Endometrial polyps are localized overgrowths of endometrial glands and stroma within the uterine cavity.In determining uterine receptivity, the endometrium and uterine cavity are two important factors that are most successfully evaluated by hysteroscopy (11, 12). They are frequently asymptomatic and therefore may remain undetected (13).
The prevalence of endometrial polyps is considered to be higher in infertile women (1, 14).The polyps can be millimeters to centimeters in size, single or multiple, and sessile or pedunculated,( 15). Some studies suggest that polyps are associated with infertility (15), but only one randomized controlled trial confirms the association. (7). It seems that many of the risk factors for endometrial polyps can be underlied by unopposed or excess estrogen exposure,as in the case of ovarian stimulation during IVF(4, 9, 10). Molecular mechanisms, containing the over expression of estrogen and progesterone receptors (25), Polyps may adversely affect fertility by mechanically interfering with sperm transportation or as space-occupying lesions impeding embryo implantation (4, 5). Endometrial polyps may also induce local inflammatory changes (19, 20) or produce glycodelin (21), The glands and stroma in endometrial polyps are unresponsive to progesterone stimulation, leading to defective implantation at the site of the polyp (20, 22)With respect to endometrial receptivity, HOXA10 and HOXA11 mRNA expression are decreased in endometrium obtained from uterine cavities containing polyps compared with normal cavities, (15).

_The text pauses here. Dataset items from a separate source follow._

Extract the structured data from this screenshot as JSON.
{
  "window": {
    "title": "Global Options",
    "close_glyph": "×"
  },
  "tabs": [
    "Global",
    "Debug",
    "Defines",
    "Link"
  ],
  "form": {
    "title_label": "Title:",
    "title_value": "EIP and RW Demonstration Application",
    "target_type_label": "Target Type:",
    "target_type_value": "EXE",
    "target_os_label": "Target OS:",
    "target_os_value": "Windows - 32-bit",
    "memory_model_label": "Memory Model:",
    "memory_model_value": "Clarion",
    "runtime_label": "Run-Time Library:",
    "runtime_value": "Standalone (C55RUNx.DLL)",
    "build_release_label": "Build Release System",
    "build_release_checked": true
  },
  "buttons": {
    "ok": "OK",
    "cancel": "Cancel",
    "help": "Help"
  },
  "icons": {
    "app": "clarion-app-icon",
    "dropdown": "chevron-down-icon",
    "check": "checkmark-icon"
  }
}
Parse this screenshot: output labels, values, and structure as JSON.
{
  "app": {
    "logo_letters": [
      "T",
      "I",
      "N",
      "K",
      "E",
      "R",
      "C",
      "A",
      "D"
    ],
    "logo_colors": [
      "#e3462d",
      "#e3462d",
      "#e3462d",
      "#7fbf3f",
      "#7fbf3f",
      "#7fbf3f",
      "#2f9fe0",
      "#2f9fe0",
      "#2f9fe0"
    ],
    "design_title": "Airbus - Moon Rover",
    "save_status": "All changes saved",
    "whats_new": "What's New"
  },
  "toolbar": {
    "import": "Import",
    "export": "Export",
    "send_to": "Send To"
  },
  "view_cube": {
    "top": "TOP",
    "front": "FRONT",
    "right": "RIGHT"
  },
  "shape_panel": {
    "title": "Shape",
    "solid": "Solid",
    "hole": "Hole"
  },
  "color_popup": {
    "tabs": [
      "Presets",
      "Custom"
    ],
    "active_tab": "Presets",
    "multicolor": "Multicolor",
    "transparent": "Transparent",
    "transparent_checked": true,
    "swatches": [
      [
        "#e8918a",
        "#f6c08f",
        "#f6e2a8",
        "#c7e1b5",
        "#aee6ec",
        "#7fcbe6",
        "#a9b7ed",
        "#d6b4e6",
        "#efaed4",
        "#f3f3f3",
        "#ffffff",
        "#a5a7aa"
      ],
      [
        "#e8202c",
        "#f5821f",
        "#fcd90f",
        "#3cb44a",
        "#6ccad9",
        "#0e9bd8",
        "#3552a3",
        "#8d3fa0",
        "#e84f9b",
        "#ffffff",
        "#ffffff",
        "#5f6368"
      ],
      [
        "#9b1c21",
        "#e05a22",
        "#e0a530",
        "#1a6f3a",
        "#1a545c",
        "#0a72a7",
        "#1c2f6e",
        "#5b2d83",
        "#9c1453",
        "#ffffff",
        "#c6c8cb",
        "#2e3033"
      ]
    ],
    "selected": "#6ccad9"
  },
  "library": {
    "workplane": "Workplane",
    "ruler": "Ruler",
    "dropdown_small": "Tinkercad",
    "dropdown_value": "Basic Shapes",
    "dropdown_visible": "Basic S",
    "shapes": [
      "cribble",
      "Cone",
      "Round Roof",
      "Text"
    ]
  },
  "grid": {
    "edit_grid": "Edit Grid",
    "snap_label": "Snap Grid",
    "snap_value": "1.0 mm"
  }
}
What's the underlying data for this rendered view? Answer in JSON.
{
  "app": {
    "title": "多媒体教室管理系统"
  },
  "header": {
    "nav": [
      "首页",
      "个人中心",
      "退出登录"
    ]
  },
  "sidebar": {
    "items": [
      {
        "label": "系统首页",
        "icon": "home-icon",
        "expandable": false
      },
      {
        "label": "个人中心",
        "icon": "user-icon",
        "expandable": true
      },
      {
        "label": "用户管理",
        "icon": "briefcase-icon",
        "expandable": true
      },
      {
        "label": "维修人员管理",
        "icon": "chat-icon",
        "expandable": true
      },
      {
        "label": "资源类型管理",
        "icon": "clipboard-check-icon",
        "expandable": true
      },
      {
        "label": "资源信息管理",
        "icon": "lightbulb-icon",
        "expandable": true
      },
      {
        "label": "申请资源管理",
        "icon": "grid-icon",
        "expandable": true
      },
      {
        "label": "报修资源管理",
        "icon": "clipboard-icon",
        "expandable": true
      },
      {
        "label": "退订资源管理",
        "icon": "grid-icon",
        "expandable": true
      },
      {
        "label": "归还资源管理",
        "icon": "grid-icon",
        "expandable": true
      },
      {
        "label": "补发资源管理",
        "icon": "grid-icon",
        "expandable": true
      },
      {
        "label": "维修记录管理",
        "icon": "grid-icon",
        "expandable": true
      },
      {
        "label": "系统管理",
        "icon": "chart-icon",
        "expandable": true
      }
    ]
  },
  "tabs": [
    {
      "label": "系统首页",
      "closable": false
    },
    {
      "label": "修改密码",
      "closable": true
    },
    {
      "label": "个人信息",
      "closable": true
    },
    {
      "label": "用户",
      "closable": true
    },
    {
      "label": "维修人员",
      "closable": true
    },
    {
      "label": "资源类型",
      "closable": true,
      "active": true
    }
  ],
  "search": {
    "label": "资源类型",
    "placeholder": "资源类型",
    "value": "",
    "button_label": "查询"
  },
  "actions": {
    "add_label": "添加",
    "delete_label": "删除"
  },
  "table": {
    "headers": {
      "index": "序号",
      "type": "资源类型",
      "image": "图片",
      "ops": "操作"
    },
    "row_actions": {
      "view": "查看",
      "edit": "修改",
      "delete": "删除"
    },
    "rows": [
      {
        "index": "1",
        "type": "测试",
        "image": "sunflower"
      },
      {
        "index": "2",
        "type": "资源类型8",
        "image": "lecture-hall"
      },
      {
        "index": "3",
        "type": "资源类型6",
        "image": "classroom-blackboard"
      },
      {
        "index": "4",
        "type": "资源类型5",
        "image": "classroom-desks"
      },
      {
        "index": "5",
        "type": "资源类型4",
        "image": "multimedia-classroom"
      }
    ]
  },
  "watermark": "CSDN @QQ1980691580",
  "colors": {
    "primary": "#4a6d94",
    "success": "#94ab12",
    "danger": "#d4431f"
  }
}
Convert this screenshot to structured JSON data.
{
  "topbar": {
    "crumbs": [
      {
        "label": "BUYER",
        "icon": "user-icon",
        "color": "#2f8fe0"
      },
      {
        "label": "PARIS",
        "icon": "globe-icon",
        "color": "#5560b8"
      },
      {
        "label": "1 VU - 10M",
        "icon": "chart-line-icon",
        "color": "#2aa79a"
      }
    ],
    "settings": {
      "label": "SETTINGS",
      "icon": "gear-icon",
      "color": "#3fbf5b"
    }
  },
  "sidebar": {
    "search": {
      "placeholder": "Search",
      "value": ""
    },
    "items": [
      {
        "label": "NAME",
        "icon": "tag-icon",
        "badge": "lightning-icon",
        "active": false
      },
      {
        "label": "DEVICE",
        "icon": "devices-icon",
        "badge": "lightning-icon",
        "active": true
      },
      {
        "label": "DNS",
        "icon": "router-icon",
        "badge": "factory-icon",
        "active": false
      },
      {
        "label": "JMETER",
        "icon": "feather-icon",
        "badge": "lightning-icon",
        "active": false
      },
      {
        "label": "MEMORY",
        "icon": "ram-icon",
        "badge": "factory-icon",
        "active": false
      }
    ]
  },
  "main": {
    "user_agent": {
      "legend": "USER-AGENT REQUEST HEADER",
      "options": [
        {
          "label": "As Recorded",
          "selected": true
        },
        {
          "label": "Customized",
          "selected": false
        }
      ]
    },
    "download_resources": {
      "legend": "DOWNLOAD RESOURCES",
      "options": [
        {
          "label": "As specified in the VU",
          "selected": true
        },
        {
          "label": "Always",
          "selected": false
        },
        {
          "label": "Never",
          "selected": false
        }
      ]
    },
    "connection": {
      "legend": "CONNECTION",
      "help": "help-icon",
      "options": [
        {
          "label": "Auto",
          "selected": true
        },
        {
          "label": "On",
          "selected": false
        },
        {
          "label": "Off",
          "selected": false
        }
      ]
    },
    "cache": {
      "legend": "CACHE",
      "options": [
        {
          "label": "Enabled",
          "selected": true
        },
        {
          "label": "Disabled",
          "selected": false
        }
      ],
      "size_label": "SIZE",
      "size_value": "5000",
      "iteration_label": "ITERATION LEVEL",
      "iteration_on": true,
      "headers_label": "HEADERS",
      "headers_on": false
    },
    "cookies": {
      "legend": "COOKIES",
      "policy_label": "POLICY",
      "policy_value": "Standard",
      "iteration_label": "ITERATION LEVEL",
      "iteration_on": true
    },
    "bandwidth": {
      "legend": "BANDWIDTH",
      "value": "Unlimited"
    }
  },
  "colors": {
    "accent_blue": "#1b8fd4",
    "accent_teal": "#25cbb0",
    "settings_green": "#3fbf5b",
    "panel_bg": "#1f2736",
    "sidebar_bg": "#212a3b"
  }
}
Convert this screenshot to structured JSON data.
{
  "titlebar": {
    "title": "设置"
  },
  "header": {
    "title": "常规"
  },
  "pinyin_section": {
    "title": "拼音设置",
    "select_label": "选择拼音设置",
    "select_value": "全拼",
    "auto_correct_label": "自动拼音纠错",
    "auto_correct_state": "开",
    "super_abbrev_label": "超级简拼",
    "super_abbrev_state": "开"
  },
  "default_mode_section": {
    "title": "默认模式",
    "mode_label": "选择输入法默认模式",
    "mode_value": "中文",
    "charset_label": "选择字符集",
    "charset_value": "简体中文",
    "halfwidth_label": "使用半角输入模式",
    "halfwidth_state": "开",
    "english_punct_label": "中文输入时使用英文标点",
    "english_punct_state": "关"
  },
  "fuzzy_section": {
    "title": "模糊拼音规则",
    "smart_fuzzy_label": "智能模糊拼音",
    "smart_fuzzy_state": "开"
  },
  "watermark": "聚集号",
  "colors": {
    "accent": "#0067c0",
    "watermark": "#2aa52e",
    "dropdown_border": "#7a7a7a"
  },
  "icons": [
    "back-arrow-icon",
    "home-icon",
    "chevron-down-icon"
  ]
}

In this context, hysteroscopic polypectomy remains the criterion standard for both diagnosis and treatment of endometrial polyps (1, 15). Previous studies have shown that resection of endometrial polyps can improve natural conception rates, particularly in patients with unexplained infertility (16). In one retrospective study of 78 patients by Varasteh et al , a pregnancy rate of 78.3% was noted after polypectomy compared with a pregnancy rate of 42.1% in patients with normal uterine cavities (6). Removal of polyps at the uterotubal junction results in the greatest chance of pregnancy (57.4%) based on a retrospective study of polyp location in 230 infertile women [23]. The best evidence for polyps as a cause for infertility comes from a well designed RCT of 215 infertile women with polyps planning to undergo intrauterine insemination (IUI) [24]..Significantly higher pregnancy rates were demonstrated in women who had hysteroscopic polypectomy
Pregnancy rates are also improved in patients undergoing hysteroscopic polypectomy before undergoing intrauterine insemination (IUI) (9 ,15).Similarly, a previous retrospective study showed that natural conception rates were increased among infertile women who had hysteroscopic polypectomy compared with those who had hysteroscopy, but were found to have a normal cavity (78 versus 42.1%) (25).These findings were confirmed by another independent study, which reported pregnancy rates of 40.7% and 22.3% in patients who, respectively, did and did not undergo polypectomy before IUI (2). The resection of endometrial polyps diagnosed before starting IVF-ET cycles are suppored by current evidence. (1). However, there is limited evidence about the optimal time interval between hysteroscopic polypectomy and initiation of a FET cycle. In a retrospective study of 60 patients, Eryilmaz et al. compared the ovarian stimulation and pregnancy outcomes of 29 and 31 patients who got IVF <6 months and 6 months, respectively, after hysteroscopic polypectomy . It is concluded that there is no relation between the IVF outcomes of the study cohort and the initiation time of the IVF after the hysteroscopic polypectomy (8). Whereas our study stratified the time period between polypectomy and FET cycle start by the number of intervening menstrual cycles. It is suggested by some studies that higher implantation and pregnancy rates after mild endometrial injury in the menstrual cycle preceding IVF (27 ). Group 1 in the present study represents such a clinical scenario, but the implantation and pregnancy rates of group 1 were similar to those of groups 2,3 and4. The present study is not without limitations. All hysteroscopic polypectomy cases were performed in the operating room with the use of a monopolar resectoscope. It remains to be confirmed whether the observed IVF-ET cycle outcomes would remain unchanged if polypectomy were operated in the office setting or with other resection methods, such as bipolar electrode excision (29) or hysteroscopic morcellation (30,31). Although our analysis of FETcycle outcomes was stratified on the basis of the number of menstrual cycles between hysteroscopic polypectomy and FET cycle start, Furthermore, it must be noted that reasons for delaying FET were largely logistical or personal. Finally, its conclusions should be interpreted with caution and should be subject to larger prospective settings, because the study was retrospective in nature.